Switching to a longer video actually worked pretty well but not perfectly. You can see the mouse clearly but there's also a bright circle to the left of the right cage. The mouse just spent a lot of time there during this 10 minute video.

Our next idea was to raise the "z-score" to higher powers. You can tell from the above image that the mouse is brighter than the other features of the video. By raising the z-score to higher and higher powers that could make the difference even more pronounced. To the left you can see the z-score squared and to the right you can see the z-score cubed. It seems to help but the light patch is still clearly visible.

At this point we had another idea (though I can't really justify why we didn't just take the previous idea to its logical \(\ell^\infty\) conclusion). Instead of looking at the pixels distance from the mean we should only look at those distances which are negative. Because the mouse is darker than the background the vacuums left behind where the mouse had spent some but not much time shouldn't appear. That worked like a charm.

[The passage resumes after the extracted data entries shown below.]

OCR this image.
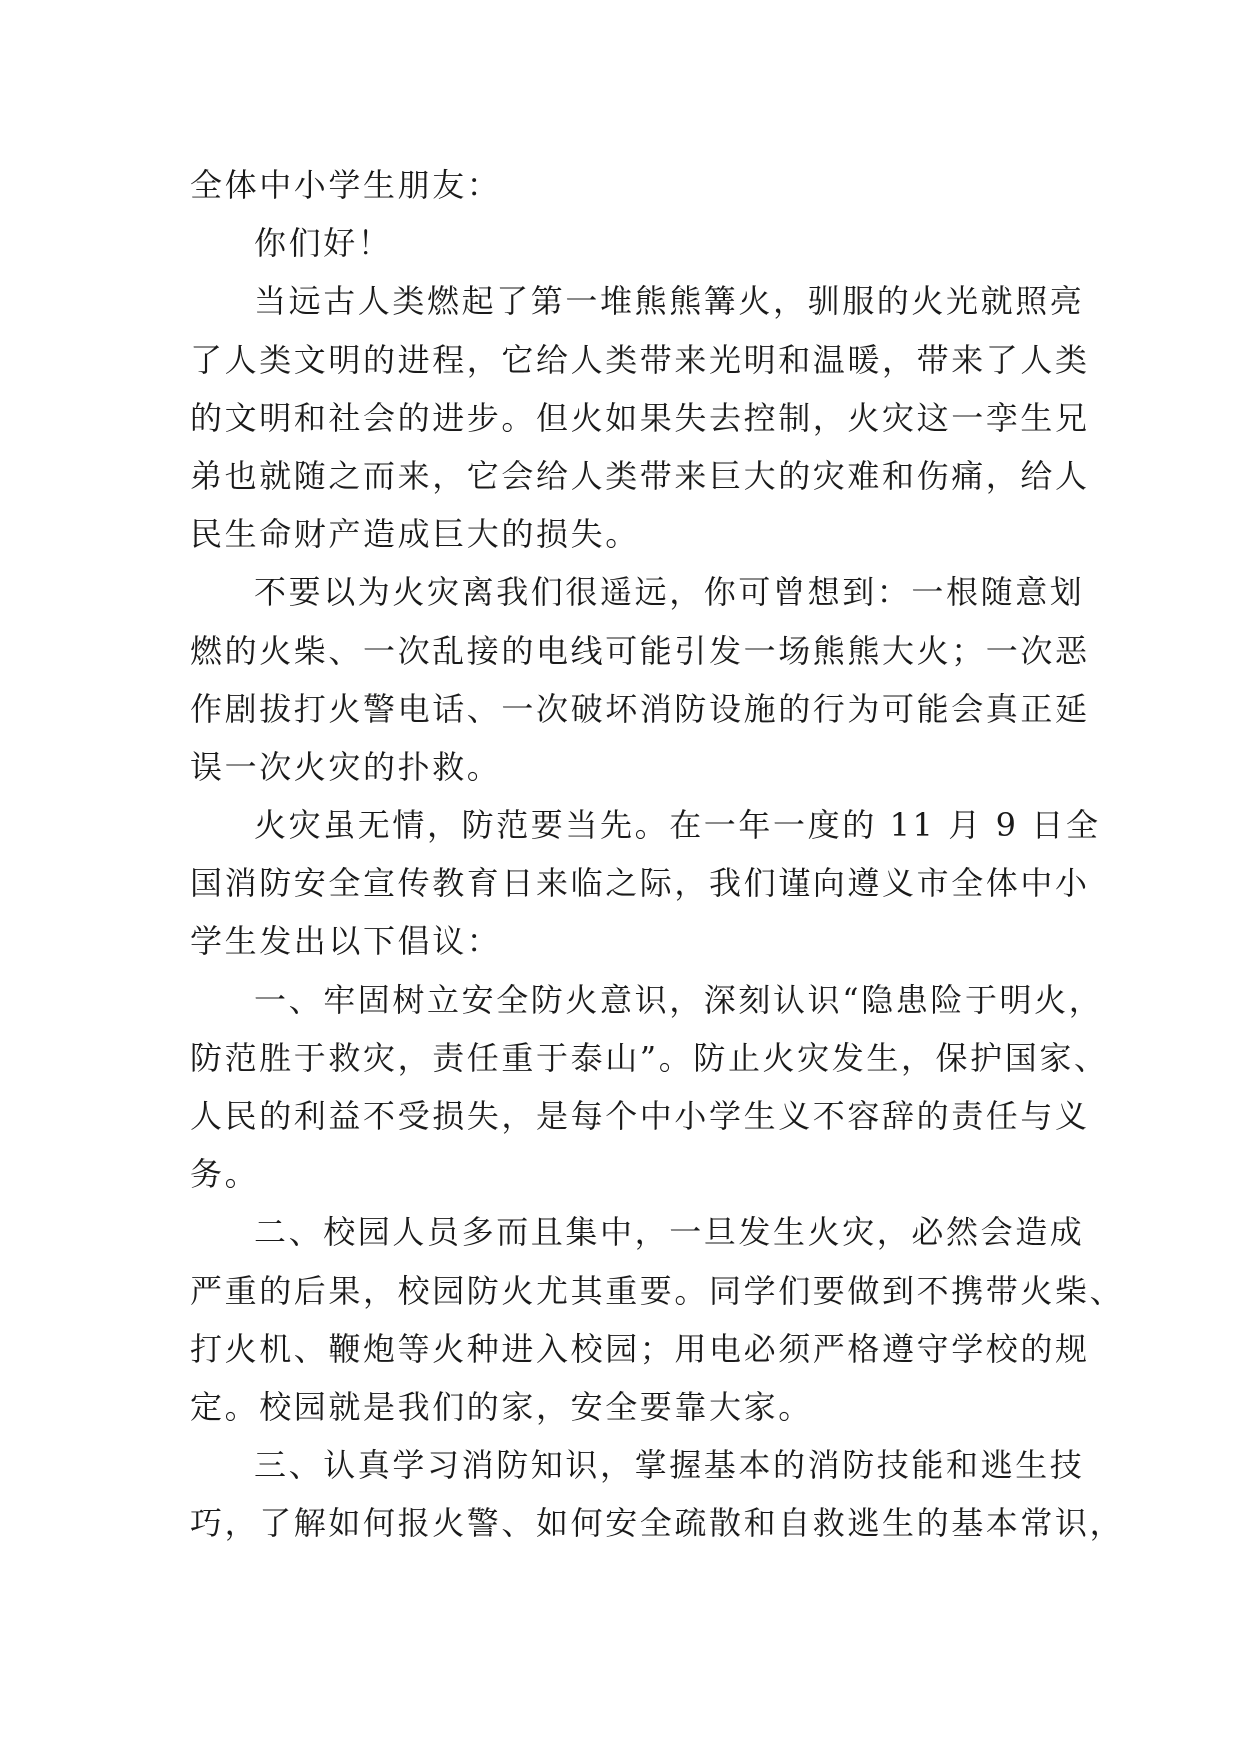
全体中小学生朋友：
你们好！
当远古人类燃起了第一堆熊熊篝火，驯服的火光就照亮
了人类文明的进程，它给人类带来光明和温暖，带来了人类
的文明和社会的进步。但火如果失去控制，火灾这一孪生兄
弟也就随之而来，它会给人类带来巨大的灾难和伤痛，给人
民生命财产造成巨大的损失。
不要以为火灾离我们很遥远，你可曾想到：一根随意划
燃的火柴、一次乱接的电线可能引发一场熊熊大火；一次恶
作剧拔打火警电话、一次破坏消防设施的行为可能会真正延
误一次火灾的扑救。
火灾虽无情，防范要当先。在一年一度的 11 月 9 日全
国消防安全宣传教育日来临之际，我们谨向遵义市全体中小
学生发出以下倡议：
一、牢固树立安全防火意识，深刻认识“隐患险于明火，
防范胜于救灾，责任重于泰山”。防止火灾发生，保护国家、
人民的利益不受损失，是每个中小学生义不容辞的责任与义
务。
二、校园人员多而且集中，一旦发生火灾，必然会造成
严重的后果，校园防火尤其重要。同学们要做到不携带火柴、
打火机、鞭炮等火种进入校园；用电必须严格遵守学校的规
定。校园就是我们的家，安全要靠大家。
三、认真学习消防知识，掌握基本的消防技能和逃生技
巧，了解如何报火警、如何安全疏散和自救逃生的基本常识，
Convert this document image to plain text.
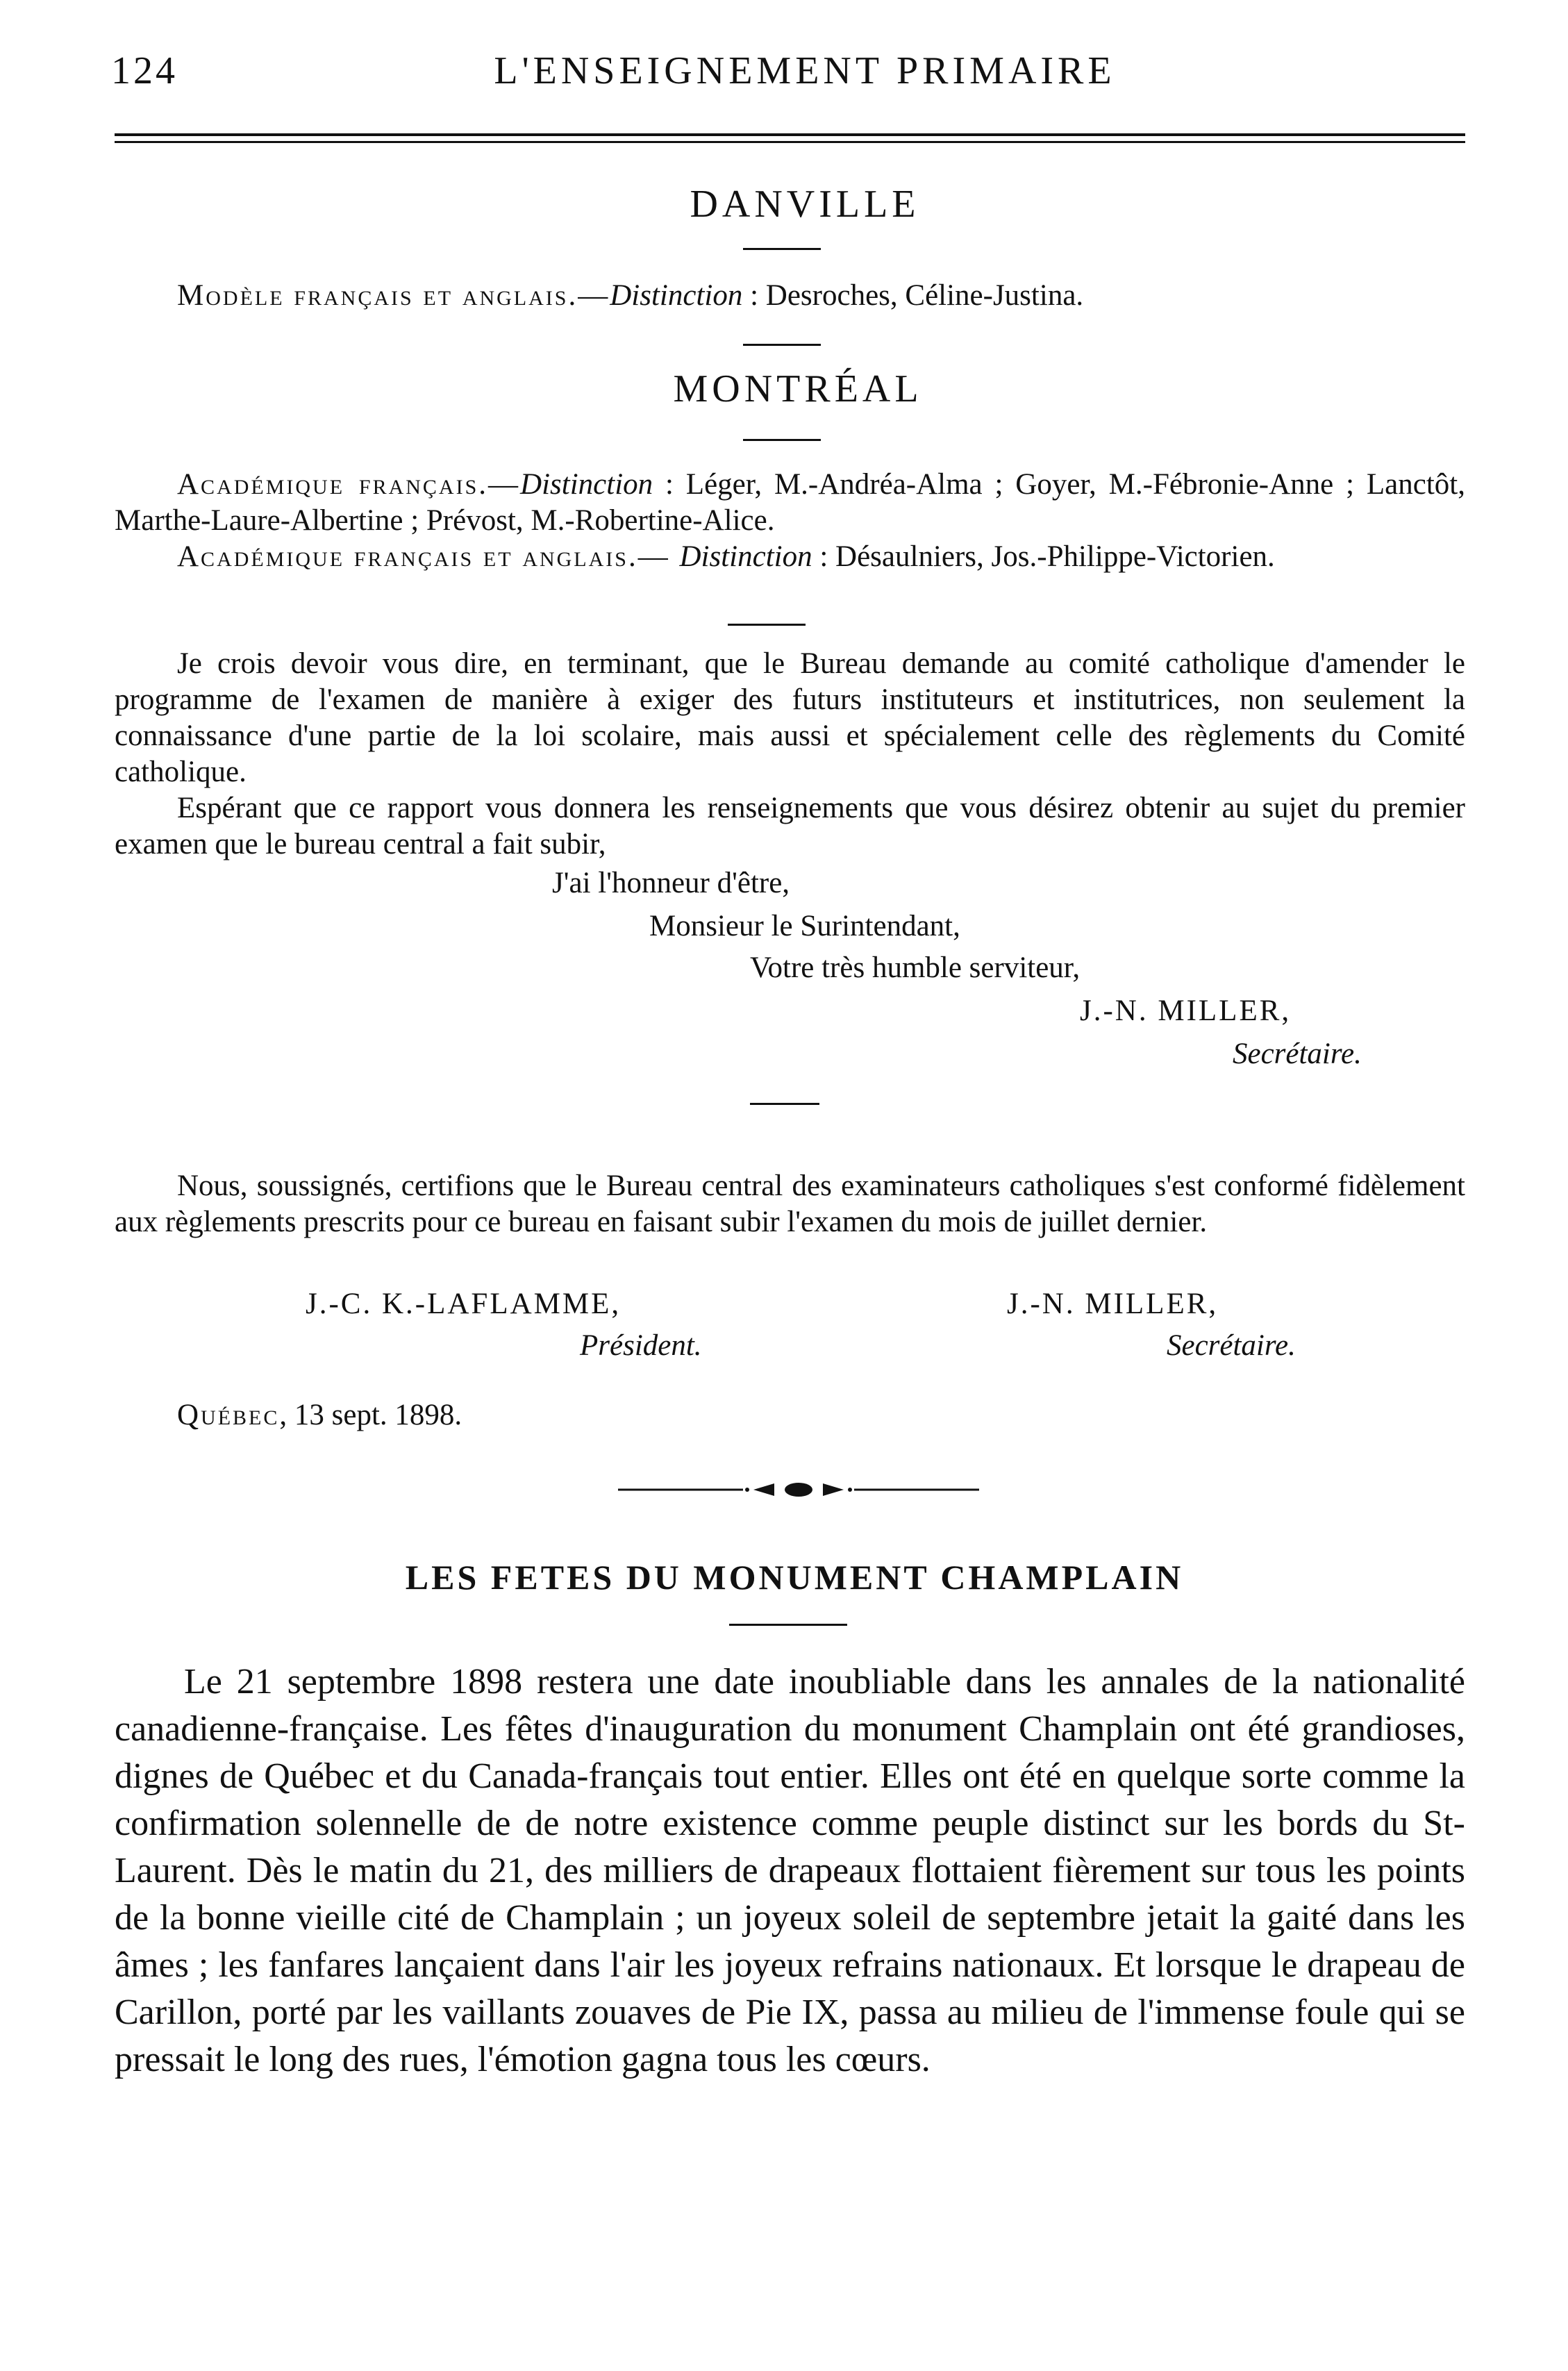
124	L'ENSEIGNEMENT PRIMAIRE
DANVILLE
Modèle français et anglais.—Distinction : Desroches, Céline-Justina.
MONTRÉAL
Académique français.—Distinction : Léger, M.-Andréa-Alma ; Goyer, M.-Fébronie-Anne ; Lanctôt, Marthe-Laure-Albertine ; Prévost, M.-Robertine-Alice.
Académique français et anglais.— Distinction : Désaulniers, Jos.-Philippe-Victorien.

Je crois devoir vous dire, en terminant, que le Bureau demande au comité catholique d'amender le programme de l'examen de manière à exiger des futurs instituteurs et institutrices, non seulement la connaissance d'une partie de la loi scolaire, mais aussi et spécialement celle des règlements du Comité catholique.

Espérant que ce rapport vous donnera les renseignements que vous désirez obtenir au sujet du premier examen que le bureau central a fait subir,

J'ai l'honneur d'être,
Monsieur le Surintendant,
Votre très humble serviteur,
J.-N. MILLER,
Secrétaire.

Nous, soussignés, certifions que le Bureau central des examinateurs catholiques s'est conformé fidèlement aux règlements prescrits pour ce bureau en faisant subir l'examen du mois de juillet dernier.

J.-C. K.-LAFLAMME,
Président.
J.-N. MILLER,
Secrétaire.
Québec, 13 sept. 1898.
LES FETES DU MONUMENT CHAMPLAIN

Le 21 septembre 1898 restera une date inoubliable dans les annales de la nationalité canadienne-française. Les fêtes d'inauguration du monument Champlain ont été grandioses, dignes de Québec et du Canada-français tout entier. Elles ont été en quelque sorte comme la confirmation solennelle de de notre existence comme peuple distinct sur les bords du St-Laurent. Dès le matin du 21, des milliers de drapeaux flottaient fièrement sur tous les points de la bonne vieille cité de Champlain ; un joyeux soleil de septembre jetait la gaité dans les âmes ; les fanfares lançaient dans l'air les joyeux refrains nationaux. Et lorsque le drapeau de Carillon, porté par les vaillants zouaves de Pie IX, passa au milieu de l'immense foule qui se pressait le long des rues, l'émotion gagna tous les cœurs.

We made one last change to improve the centroid calculation. Instead of taking the centroid of the image we only took the centroid of a circle around where the last centroid was. This fixed a problem with the mouse the mouse being dimmer when it was behind one of the glass walls.

There are sort of a lot of things left to do. The program can't yet find the edges of the chambers on its own. And certain efficiency gains should be made. For instance I suspect instead of computing the z-score of every pixel just doing the z-score of every 5th pixel would perform as well and run 25 times faster. Hopefully the project eventually actually gets used in Rhiannon's lab. You can see our work on github.